Considering Every Mile Along the Way
I don’t find your life uninteresting…I would like to hear it as it sounded while it was passing.
~ Wallace Stegner
Reckoned by the Light of Stars, is my debut novel. The story is set in Santa Barbara County, California, in the year 1922.
I’ve always collected stories casually dropped by old timers, informative historical articles and artifacts that include even the smallest of totems; and the volumes written by credentialed historians, my research has been incredibly focused: Life in Santa Barbara County, California, in and around the 1920s.
As I explored online resources I was surprised to discover troves of homely, everyday artifacts that added a depth of perspective I couldn’t have attained otherwise. This breadth of material helped me to imbue the characters and setting with the intimacy that accompanies our most common of items. In the everyday I found the locus of context, a portal to identity.
Whether a schoolbook, a map, a note on the back of a photo, things we use that are so close as to be almost invisible, so ubiquitous as to be hardly noticed, place and character are revealed as unique in all the universe.
A View Into the Past
From the distance of 100 years, hindsight shines the bright light of truth on the past, one the current moment can never achieve. It’s easier to see truth, and lies posing as truth. With clarity of distance, genius and hubris – and their consequences – are undeniable. When viewed with humility and honesty, the past can also point the way to a better future.
Censorship, to include the banning of books, is a topic of interest in both time periods.
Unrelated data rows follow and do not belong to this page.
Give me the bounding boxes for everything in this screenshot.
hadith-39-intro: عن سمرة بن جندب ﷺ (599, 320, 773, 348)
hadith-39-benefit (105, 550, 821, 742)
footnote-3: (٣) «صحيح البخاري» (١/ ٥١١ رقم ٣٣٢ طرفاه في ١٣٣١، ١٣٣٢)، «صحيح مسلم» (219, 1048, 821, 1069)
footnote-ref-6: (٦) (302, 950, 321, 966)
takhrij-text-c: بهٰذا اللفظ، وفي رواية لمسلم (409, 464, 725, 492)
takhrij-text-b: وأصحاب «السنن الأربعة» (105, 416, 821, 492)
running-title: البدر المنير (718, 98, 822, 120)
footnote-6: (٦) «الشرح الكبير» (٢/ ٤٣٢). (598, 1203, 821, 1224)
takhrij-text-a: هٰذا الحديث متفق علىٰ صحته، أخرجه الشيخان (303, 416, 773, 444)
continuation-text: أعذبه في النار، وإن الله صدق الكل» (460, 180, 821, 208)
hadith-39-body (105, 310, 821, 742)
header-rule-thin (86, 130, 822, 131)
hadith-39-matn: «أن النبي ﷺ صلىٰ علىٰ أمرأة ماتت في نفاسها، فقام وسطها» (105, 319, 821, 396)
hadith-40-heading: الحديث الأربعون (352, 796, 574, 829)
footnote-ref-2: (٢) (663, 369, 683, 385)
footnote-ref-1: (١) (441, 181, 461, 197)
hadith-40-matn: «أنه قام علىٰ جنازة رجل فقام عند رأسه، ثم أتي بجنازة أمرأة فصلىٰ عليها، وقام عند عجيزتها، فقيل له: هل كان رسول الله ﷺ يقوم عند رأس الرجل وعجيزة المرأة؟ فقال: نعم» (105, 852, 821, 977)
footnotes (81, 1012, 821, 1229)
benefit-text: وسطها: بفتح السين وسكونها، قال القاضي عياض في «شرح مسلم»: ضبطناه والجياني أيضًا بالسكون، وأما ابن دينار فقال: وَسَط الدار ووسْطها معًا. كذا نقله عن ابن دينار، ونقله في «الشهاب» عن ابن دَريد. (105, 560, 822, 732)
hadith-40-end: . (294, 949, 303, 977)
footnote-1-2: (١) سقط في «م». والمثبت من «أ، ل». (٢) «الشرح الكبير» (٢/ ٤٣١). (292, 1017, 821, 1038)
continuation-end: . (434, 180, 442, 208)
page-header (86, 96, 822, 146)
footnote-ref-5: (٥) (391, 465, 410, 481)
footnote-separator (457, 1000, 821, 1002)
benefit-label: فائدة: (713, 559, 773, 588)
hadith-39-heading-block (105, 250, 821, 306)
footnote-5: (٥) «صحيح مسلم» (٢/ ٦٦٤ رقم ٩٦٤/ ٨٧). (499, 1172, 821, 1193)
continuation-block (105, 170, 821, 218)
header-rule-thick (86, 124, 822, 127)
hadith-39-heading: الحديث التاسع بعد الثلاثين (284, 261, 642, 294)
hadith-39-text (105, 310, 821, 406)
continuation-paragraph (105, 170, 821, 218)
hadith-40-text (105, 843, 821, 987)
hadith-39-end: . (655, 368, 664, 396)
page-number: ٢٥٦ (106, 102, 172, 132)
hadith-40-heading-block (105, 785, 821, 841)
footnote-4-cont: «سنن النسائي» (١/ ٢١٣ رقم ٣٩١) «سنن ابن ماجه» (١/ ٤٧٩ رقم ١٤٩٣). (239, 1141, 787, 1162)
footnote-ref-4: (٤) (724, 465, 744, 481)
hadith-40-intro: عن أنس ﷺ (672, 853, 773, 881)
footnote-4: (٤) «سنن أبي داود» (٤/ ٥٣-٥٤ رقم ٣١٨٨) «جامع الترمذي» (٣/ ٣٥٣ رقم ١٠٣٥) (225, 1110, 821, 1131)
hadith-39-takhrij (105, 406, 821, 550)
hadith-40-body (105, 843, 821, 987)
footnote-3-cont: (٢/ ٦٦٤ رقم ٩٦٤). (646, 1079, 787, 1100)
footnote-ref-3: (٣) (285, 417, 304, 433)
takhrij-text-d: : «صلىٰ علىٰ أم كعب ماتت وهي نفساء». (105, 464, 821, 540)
But today we have unprecedented transparency and online access to information they did not. How will we use it?
When, 100 years from now, the future looks back at us, what will they see?
Each blog post will feature historical information I’ve found online while researching my novel, and a link to the material. While the novel is centered in Santa Barbara County, California, in 1922, national and global influences feature prominently, as well.
The Resources/Links page on my website includes a list of some of the items I used while writing the novel, as well as a few general repositories that I hope you will explore, too. Let me know what you find!
Highway of Dreams
Pictorial Mileage Road Book – Every Mile a Picture
The book, Pictorial Mileage Road Book – Every Mile a Picture, was published by the Motogram Company, of Richmond, California, in 1915. The book details a number popular routes in California’s new highway system. In 1915, roads were still primitive, rough and mostly unpaved–challenging for even the newest cars.
In a modern twist à la Google Street View, The Motogram Company publication included a photograph taken at every mile on every route they traveled throughout California (Santa Barbara, page 231.)
A few years earlier, sometime around 1910, a cadre of real estate developers, investors, bankers, and other hangers-on, launched a vigorous advertising campaign heralding Southern California as a carefree Land of Sunshine. They bought huge tracts of property and established new communities all across the southland. They formed coalitions, associations, men’s and women’s clubs. Hiding political lobbying beneath an altruistic cover crop, they planted seeds of encouragement to entice Americans to move further west, all the way to Southern California.
There were not many takers in those days, as few people could afford such a dream. Getting to Southern California was another issue. Cars were expensive to purchase and maintain and roads were unreliable. Horses still powered most modes of transportation.
By 1920, the crop was coming in. Transplants from the Midwest and East Coast were most plentiful, these non-hyphenate Americans who were the very target of the decade-long campaign, after all. In 1910, the population of Santa Barbara County, California, all 3789 square miles of it, was about 28,000; by 1920, the population of the county 41,000 residents, and growing.